Neural auto-association with optimal Bayesian learning
Andreas Knoblauch
TL;DR
The paper investigates auto-associative neural memories through an optimal Bayesian learning framework and contrasts it with Bayesian-approximate rules like BCPNN. It shows that deviations from naive Bayes assumptions, such as constant activity patterns, iterative retrieval, and winner-take-all selection, can produce anomalies where BCPNN performs better, explained by mismatched noise assumptions over iterations. Introducing Adaptive Noise Estimation (ANE)—which updates noise estimates during iterative retrieval—significantly boosts performance, with the largest gains seen under core-retrieval strategies for Palm-pattern ensembles. The overall maximum storage capacity is attained by the Bayesian rule with ANE, while stabilized BCPNN remains robust under simpler conditions; these findings shed light on how retrieval dynamics and structure affect memory capacity in neural networks and offer a potential link to neurobiological mechanisms like short-term plasticity.
Abstract
Neural associative memories are single layer perceptrons with fast synaptic learning typically storing discrete associations between pairs of neural activity patterns.

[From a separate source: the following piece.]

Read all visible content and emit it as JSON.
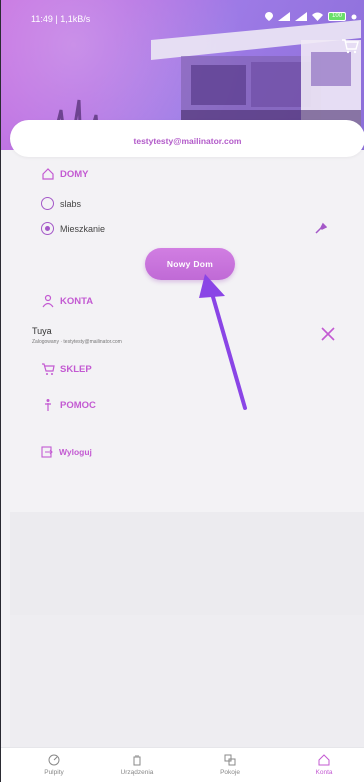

Previous works have analyzed the optimal networks under naive Bayes assumptions of independent pattern components and heteroassociation, where the task is to learn associations from input to output patterns. Here I study the optimal Bayesian associative network for auto-association where input and output layers are identical. In particular, I compare performance to different variants of approximate Bayesian learning rules, like the BCPNN (Bayesian Confidence Propagation Neural Network), and try to explain why sometimes the suboptimal learning rules achieve higher storage capacity than the (theoretically) optimal model. It turns out that performance can depend on subtle dependencies of input components violating the ``naive Bayes'' assumptions. This includes patterns with constant number of active units, iterative retrieval where patterns are repeatedly propagated through recurrent networks, and winners-take-all activation of the most probable units. Performance of all learning rules can improve significantly if they include a novel adaptive mechanism to estimate noise in iterative retrieval steps (ANE). The overall maximum storage capacity is achieved again by the Bayesian learning rule with ANE.